Antes tudo apresentar qual a proposta deste canal, o Mirante Cineclube iniciou através da reunião de pessoas que estavam dispostas a estudar a crítica cinematográfica e há dois anos ajuda a fomentar o pensar cinema em Maceió, sendo desde o começo o desejo de ter um próprio veículo que pudesse expandir essas reflexões. Então estamos aqui iniciando com um filme que compôs a curadoria da nossa última sessão “Cléo das 2 às 5”, no dia 04 de maio de 2019.

Filmado em 1968 com apenas 2 anos de existência do Partido Panteras Negras para Autodefesa com uma clara preocupação de Varda em apresentar o partido através de um ponto de partida: o julgamento de Huey P. Newton, fundador e líder do partido. Esta proposta de Varda em colocar luz sobre o movimento num momento tão crítico foi fundamental para o processo de popularização das ideias dos Panteras Negras.
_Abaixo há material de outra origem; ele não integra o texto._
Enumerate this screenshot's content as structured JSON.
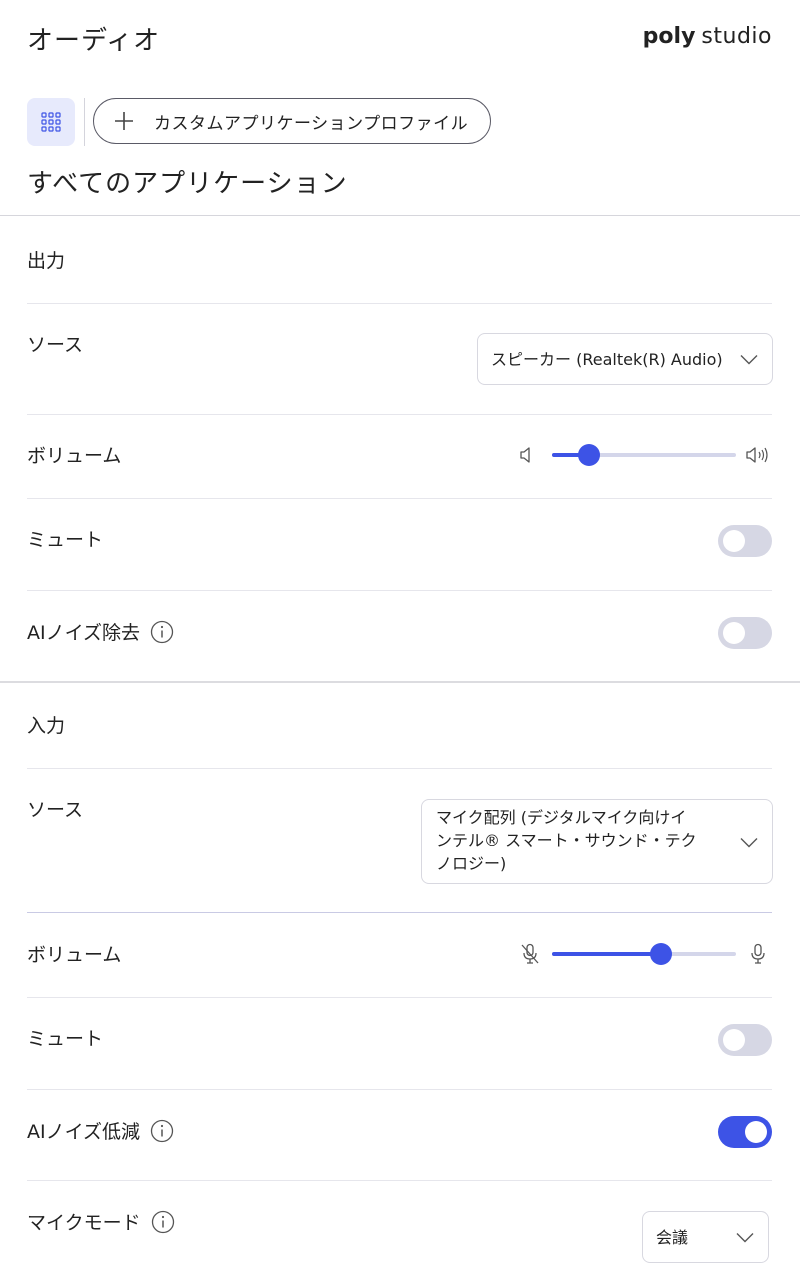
{
  "header": {
    "title": "オーディオ",
    "brand_bold": "poly",
    "brand_light": "studio"
  },
  "toolbar": {
    "apps_icon": "grid-icon",
    "custom_profile_label": "カスタムアプリケーションプロファイル"
  },
  "page": {
    "subtitle": "すべてのアプリケーション"
  },
  "output": {
    "section_label": "出力",
    "source_label": "ソース",
    "source_value": "スピーカー (Realtek(R) Audio)",
    "volume_label": "ボリューム",
    "volume_level": 0.2,
    "mute_label": "ミュート",
    "mute_on": false,
    "noise_label": "AIノイズ除去",
    "noise_on": false
  },
  "input": {
    "section_label": "入力",
    "source_label": "ソース",
    "source_value_line1": "マイク配列 (デジタルマイク向けイ",
    "source_value_line2": "ンテル® スマート・サウンド・テク",
    "source_value_line3": "ノロジー)",
    "volume_label": "ボリューム",
    "volume_level": 0.59,
    "mute_label": "ミュート",
    "mute_on": false,
    "noise_label": "AIノイズ低減",
    "noise_on": true,
    "mic_mode_label": "マイクモード",
    "mic_mode_value": "会議"
  },
  "colors": {
    "accent": "#3d53e6",
    "toggle_off": "#d6d7e4",
    "apps_button_bg": "#e7eafc"
  }
}
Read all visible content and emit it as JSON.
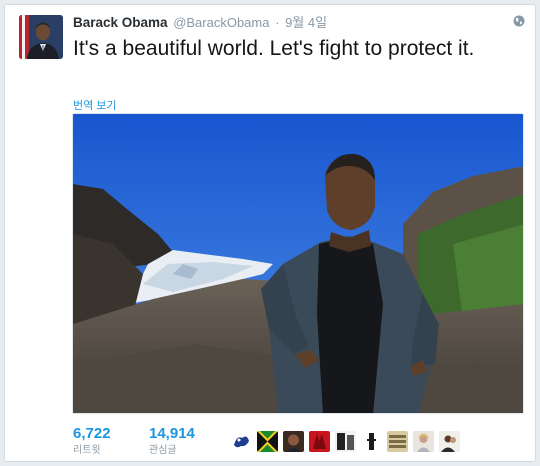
{
  "tweet": {
    "display_name": "Barack Obama",
    "handle": "@BarackObama",
    "separator": "·",
    "timestamp": "9월 4일",
    "text": "It's a beautiful world. Let's fight to protect it.",
    "translate_label": "번역 보기"
  },
  "stats": {
    "retweets_value": "6,722",
    "retweets_label": "리트윗",
    "likes_value": "14,914",
    "likes_label": "관심글"
  },
  "icons": {
    "globe": "globe-icon"
  },
  "colors": {
    "link": "#1b95e0",
    "muted": "#8899a6",
    "sky": "#1f61d8"
  },
  "liked_by_avatars": [
    "avatar-1",
    "avatar-2",
    "avatar-3",
    "avatar-4",
    "avatar-5",
    "avatar-6",
    "avatar-7",
    "avatar-8",
    "avatar-9"
  ]
}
De primeira já temos uma reunião de famílias, homens, mulheres e muitas crianças com a presença de uma banda Soul num bairro negro em Oakland, a narração em off diz “que isso não é um picnic”, ali está ocorrendo um protesto, este início é um movimento consciente de Varda em quebrar a alcunha de partido violento que os Panteras Negras receberam durante toda a sua história por iniciarem como uma patrulha armada do povo negro para defesa e monitoramento da violência policial.
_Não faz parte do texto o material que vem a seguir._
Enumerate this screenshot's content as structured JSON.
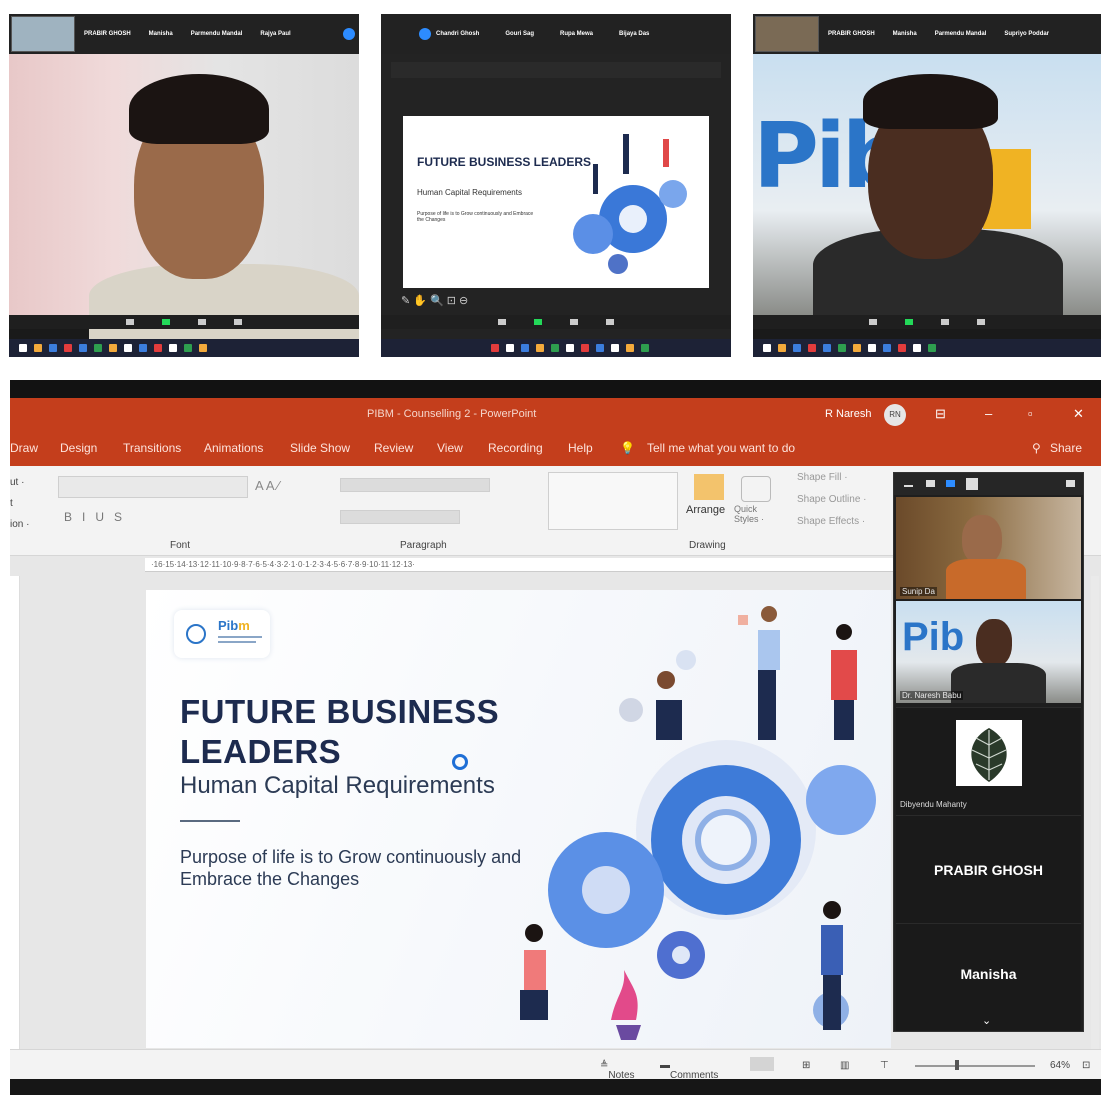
{
  "zoom_a": {
    "names": [
      "PRABIR GHOSH",
      "Manisha",
      "Parmendu Mandal",
      "Rajya Paul"
    ]
  },
  "zoom_b": {
    "names": [
      "Chandri Ghosh",
      "Gouri Sag",
      "Rupa Mewa",
      "Bijaya Das"
    ],
    "slide_title": "FUTURE BUSINESS LEADERS",
    "slide_subtitle": "Human Capital Requirements",
    "slide_para": "Purpose of life is to Grow continuously and Embrace the Changes"
  },
  "zoom_c": {
    "names": [
      "PRABIR GHOSH",
      "Manisha",
      "Parmendu Mandal",
      "Supriyo Poddar"
    ],
    "bg_text": "Pib"
  },
  "ppt": {
    "window_title": "PIBM - Counselling 2  -  PowerPoint",
    "user_name": "R Naresh",
    "user_initials": "RN",
    "tabs": [
      "Draw",
      "Design",
      "Transitions",
      "Animations",
      "Slide Show",
      "Review",
      "View",
      "Recording",
      "Help"
    ],
    "tell_me": "Tell me what you want to do",
    "share": "Share",
    "clipboard_items": [
      "ut ·",
      "t",
      "ion ·"
    ],
    "font_group": "Font",
    "paragraph_group": "Paragraph",
    "drawing_group": "Drawing",
    "arrange": "Arrange",
    "quick_styles": "Quick Styles ·",
    "shape_fill": "Shape Fill ·",
    "shape_outline": "Shape Outline ·",
    "shape_effects": "Shape Effects ·",
    "ruler_text": "·16·15·14·13·12·11·10·9·8·7·6·5·4·3·2·1·0·1·2·3·4·5·6·7·8·9·10·11·12·13·",
    "slide": {
      "logo_word_a": "Pib",
      "logo_word_b": "m",
      "title_line1": "FUTURE BUSINESS",
      "title_line2": "LEADERS",
      "subtitle": "Human Capital Requirements",
      "para": "Purpose of life is to Grow continuously and Embrace the Changes"
    },
    "gallery": {
      "participants": [
        {
          "name": "Sunip Da"
        },
        {
          "name": "Dr. Naresh Babu"
        },
        {
          "name": "Dibyendu Mahanty"
        },
        {
          "name": "PRABIR GHOSH"
        },
        {
          "name": "Manisha"
        }
      ]
    },
    "status": {
      "notes": "Notes",
      "comments": "Comments",
      "zoom": "64%"
    }
  }
}
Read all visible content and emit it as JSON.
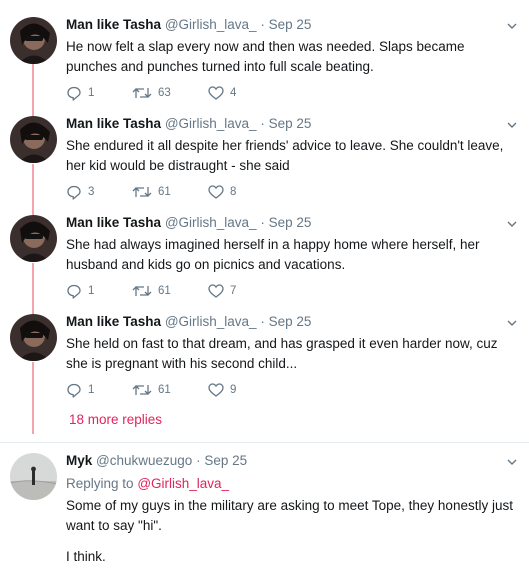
{
  "thread": {
    "tweets": [
      {
        "name": "Man like Tasha",
        "handle": "@Girlish_lava_",
        "date": "Sep 25",
        "text": "He now felt a slap every now and then was needed. Slaps became punches and punches turned into full scale beating.",
        "replies": "1",
        "retweets": "63",
        "likes": "4"
      },
      {
        "name": "Man like Tasha",
        "handle": "@Girlish_lava_",
        "date": "Sep 25",
        "text": "She endured it all despite her friends' advice to leave. She couldn't leave, her kid would be distraught - she said",
        "replies": "3",
        "retweets": "61",
        "likes": "8"
      },
      {
        "name": "Man like Tasha",
        "handle": "@Girlish_lava_",
        "date": "Sep 25",
        "text": "She had always imagined herself in a happy home where herself, her husband and kids go on picnics and vacations.",
        "replies": "1",
        "retweets": "61",
        "likes": "7"
      },
      {
        "name": "Man like Tasha",
        "handle": "@Girlish_lava_",
        "date": "Sep 25",
        "text": "She held on fast to that dream, and has grasped it even harder now, cuz she is pregnant with his second child...",
        "replies": "1",
        "retweets": "61",
        "likes": "9"
      }
    ],
    "more_replies": "18 more replies",
    "dot": "·"
  },
  "reply": {
    "name": "Myk",
    "handle": "@chukwuezugo",
    "date": "Sep 25",
    "replying_prefix": "Replying to",
    "replying_to": "@Girlish_lava_",
    "text_line1": "Some of my guys in the military are asking to meet Tope, they honestly just want to say \"hi\".",
    "text_line2": "I think."
  },
  "icons": {
    "reply": "reply-icon",
    "retweet": "retweet-icon",
    "like": "heart-icon",
    "more": "chevron-down-icon"
  },
  "colors": {
    "thread_line": "#f4a4ac",
    "link_red": "#e0245e",
    "muted": "#657786"
  }
}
Num exercício de Cinema Verdade, onde o que não é mostrado, é dito, é perceptível a necessidade pulsante de “mostrar como as coisas são” tão presente nesse filme, e por isso ela vai passar pelos ideais do partido, o programa por qual lutam, tudo isso através das falas dos próprios integrantes, deixando claro quão eram maoistas, marxistas, seguidores de Malcolm X e influenciados pela Revolução Cubana.

Durante todas essas falas que davam compreensão sobre o partido, existia em paralelo uma efervescência devido a situação do julgamento de Huey, fazendo praticamente do filme de Agnès um filme-protesto, devido a diversas falas em púlpito de lideranças como Stokely Carmichael, Bobby Seale, Eldridge Cleaver e Kathleen Neal Cleaver, e é marcante ver como o movimento estava próximo da população, devido à sua grande presença nos protestos e Varda não se poupava em colocar diversas falas de apoio e defesa da libertação de Newton.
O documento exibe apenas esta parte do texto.